Voici la visite d’un ancien bâtiment abandonné érigé dans un style brutaliste. Il s’agit d’une carcasse de béton dont le moindre gramme de trace de vie ancienne a quitté les lieux, renouvelé par une vie envahissante, voire même foisonnante : une végétation dévorante, des oiseaux nichent dans des recoins.

Les sites de vente urbex nomment cet endroit « université uzy ». Cela relève de la connerie la plus pure, comme d’habitude.

A partir de quand peut-on dire qu’un endroit fait vraiment penser à un copain ? En effet le style brut de béton décharné m’évoque un aspect glauquelandien plus que carrément hannemique. Serait-ce dû à cette architecture brutaliste ? Ou encore à la végétation dévorant l’empire minéral ? Aucune réponse ne s’offre, et pourtant ce sentiment est immédiat. Une personne évoque : c'est à cause de la ruinudité.

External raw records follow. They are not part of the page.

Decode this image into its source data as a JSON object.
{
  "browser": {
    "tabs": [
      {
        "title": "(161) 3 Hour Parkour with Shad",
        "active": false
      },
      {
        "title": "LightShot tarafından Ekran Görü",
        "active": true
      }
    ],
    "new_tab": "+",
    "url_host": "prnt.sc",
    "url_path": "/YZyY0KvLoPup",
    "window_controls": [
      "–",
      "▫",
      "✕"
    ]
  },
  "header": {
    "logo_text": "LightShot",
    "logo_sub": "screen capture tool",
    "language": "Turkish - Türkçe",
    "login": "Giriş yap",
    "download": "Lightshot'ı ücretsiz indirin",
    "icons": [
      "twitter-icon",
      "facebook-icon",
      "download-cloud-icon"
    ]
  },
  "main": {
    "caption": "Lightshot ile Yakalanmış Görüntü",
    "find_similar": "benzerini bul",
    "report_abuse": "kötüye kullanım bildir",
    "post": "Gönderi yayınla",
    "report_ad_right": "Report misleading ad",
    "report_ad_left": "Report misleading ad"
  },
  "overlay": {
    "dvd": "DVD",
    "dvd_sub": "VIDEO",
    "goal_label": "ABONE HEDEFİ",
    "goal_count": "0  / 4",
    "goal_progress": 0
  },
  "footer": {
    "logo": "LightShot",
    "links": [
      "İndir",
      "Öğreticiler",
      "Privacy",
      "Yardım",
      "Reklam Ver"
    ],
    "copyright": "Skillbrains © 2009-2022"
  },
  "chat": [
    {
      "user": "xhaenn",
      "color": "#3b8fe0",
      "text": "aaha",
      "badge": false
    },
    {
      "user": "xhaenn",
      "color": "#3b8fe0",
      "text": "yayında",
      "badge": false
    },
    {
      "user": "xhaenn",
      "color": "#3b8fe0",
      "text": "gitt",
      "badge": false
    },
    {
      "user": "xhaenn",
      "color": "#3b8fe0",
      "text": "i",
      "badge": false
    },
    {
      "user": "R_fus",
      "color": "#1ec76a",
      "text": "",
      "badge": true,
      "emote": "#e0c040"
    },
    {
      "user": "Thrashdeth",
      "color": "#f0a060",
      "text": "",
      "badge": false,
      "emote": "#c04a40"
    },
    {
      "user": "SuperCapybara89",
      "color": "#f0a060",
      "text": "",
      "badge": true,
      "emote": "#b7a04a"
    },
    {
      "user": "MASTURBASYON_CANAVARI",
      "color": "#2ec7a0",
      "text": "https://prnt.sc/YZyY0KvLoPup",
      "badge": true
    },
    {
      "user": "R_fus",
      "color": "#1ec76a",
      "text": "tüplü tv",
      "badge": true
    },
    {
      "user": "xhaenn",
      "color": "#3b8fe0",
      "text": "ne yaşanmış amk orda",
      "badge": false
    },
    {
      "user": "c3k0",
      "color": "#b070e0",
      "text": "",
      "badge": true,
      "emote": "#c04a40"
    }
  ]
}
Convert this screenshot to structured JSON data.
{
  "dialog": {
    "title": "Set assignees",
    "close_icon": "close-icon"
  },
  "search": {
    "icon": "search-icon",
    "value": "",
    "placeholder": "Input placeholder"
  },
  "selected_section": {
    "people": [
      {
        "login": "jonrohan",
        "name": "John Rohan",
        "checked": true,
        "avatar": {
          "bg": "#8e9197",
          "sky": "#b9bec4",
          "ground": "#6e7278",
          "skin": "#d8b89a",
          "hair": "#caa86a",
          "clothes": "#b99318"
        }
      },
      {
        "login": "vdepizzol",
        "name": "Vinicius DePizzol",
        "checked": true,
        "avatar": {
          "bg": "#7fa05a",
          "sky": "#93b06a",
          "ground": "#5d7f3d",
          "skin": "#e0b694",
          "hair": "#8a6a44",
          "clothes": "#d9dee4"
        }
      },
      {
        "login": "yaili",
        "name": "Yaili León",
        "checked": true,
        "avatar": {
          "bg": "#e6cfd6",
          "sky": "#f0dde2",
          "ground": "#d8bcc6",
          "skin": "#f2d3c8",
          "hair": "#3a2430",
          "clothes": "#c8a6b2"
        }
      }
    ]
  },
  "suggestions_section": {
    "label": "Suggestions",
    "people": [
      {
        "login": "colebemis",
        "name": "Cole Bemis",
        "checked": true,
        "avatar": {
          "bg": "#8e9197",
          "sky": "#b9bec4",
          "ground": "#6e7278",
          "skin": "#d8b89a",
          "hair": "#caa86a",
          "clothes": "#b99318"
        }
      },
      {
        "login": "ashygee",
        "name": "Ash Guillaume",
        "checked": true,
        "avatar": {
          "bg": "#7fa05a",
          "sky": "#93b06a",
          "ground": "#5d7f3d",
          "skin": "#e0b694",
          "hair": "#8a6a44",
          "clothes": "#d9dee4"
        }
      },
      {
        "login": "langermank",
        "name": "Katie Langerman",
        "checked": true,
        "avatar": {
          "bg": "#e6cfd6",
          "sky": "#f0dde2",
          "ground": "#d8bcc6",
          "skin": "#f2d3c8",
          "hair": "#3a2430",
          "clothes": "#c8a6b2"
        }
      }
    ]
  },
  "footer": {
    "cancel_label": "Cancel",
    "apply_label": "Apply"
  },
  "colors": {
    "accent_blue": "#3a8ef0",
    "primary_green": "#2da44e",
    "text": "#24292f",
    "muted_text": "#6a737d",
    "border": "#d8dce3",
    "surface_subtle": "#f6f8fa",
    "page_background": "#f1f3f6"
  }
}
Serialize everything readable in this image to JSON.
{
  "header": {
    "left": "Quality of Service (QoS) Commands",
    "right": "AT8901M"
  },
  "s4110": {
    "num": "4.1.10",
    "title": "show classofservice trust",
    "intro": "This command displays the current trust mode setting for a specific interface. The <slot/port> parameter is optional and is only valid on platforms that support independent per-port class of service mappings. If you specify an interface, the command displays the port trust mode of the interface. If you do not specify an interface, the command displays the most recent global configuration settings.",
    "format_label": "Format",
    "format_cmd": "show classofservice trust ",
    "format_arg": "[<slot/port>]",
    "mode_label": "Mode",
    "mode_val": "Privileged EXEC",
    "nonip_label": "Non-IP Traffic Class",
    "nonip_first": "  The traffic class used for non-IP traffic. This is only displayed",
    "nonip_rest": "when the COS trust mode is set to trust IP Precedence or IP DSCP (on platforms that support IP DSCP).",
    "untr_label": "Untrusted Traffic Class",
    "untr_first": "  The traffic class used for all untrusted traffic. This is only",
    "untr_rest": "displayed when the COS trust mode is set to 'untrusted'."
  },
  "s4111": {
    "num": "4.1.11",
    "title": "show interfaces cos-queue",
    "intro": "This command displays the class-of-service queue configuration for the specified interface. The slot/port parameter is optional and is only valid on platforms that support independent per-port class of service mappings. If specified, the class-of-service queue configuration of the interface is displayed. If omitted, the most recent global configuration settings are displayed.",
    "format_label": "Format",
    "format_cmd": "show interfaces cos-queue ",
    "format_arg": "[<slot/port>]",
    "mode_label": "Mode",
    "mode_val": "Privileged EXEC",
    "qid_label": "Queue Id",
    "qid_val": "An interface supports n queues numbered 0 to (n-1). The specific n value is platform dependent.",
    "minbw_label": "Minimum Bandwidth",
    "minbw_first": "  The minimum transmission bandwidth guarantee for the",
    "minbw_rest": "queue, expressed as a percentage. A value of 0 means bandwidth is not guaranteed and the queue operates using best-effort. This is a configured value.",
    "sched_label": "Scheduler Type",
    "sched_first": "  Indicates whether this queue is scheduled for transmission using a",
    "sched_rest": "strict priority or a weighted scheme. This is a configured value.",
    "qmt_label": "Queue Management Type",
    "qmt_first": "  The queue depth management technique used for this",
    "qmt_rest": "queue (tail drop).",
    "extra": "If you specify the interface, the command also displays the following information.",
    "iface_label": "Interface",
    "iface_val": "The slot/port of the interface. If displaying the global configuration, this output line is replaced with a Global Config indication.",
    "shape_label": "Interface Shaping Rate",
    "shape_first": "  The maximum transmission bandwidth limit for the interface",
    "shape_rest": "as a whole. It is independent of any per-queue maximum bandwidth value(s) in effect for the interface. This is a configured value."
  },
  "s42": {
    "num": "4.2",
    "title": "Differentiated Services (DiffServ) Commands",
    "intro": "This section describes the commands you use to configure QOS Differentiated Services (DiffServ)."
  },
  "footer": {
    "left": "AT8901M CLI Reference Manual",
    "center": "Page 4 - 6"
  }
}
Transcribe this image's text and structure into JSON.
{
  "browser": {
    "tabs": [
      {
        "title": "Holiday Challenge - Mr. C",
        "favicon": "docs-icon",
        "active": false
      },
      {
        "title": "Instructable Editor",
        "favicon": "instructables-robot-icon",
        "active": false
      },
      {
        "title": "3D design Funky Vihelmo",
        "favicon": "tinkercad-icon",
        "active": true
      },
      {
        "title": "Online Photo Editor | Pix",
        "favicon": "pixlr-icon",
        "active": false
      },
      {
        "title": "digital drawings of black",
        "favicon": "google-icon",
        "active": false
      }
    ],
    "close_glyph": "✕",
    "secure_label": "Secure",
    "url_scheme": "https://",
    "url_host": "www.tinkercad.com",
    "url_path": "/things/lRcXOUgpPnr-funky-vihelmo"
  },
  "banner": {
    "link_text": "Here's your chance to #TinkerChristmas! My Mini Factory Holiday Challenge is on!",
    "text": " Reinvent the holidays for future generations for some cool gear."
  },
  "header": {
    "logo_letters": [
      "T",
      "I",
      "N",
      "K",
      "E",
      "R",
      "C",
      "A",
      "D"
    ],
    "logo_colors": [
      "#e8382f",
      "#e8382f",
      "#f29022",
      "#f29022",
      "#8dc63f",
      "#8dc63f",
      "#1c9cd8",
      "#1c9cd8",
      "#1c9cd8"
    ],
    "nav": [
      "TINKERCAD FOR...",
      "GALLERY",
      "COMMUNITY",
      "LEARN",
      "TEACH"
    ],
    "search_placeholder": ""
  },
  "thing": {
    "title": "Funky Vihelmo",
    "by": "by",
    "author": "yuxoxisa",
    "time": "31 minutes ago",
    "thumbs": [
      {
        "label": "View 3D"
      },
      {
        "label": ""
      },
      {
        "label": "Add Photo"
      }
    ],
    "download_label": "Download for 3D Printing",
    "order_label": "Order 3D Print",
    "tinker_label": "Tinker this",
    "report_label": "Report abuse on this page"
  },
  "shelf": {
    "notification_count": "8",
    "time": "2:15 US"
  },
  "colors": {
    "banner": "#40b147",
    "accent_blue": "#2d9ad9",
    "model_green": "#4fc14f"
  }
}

Je suis sorti de cet endroit sans savoir ce dont il s’agissait. Je n’y comprenais croûte comme dirait la génialissime souris Géronimo Stilton. Alors vous mettez la magie d’internet sur le sujet, et soudainement l’information débarque à grands pas. Je dois citer le groupe « tu es de Pierrelatte si… » comme étant un nutri-score A voir même du A+++, ah pardon ça n’existe pas. Bref, quelques questions et 3 heures après, 185 commentaires.

La clinique Saint-Michel a été créée en 1946, puis fut transférée en ces locaux ci-présents en 1968. Le lieu fut créé par le docteur Weyland, c’était le rêve de sa vie. L’épouse du maire Gustave Jaume, édile  de Pierrelatte, a demandé que ce soit affublé du nom de Saint-Michel, parce que ce docteur et son épouse ont perdu un enfant de ce prénom-là. Il existait à l'entrée une évocation très moderne en fer de Saint-Michel. La construction fut dirigée par l’architecte Caco, grand prix de Rome.

Cette clinique avait une forte activité de maternité, comme en témoignent les innombrables retours en ce sens. Toutefois on y réalisait aussi de la médecine générale. C’était un petit lieu très pratique, des bons chirurgiens et radiologues, il y avait tout dans cette petite clinique. Il existait aussi un service d’accueil de nuit pour les premières urgences.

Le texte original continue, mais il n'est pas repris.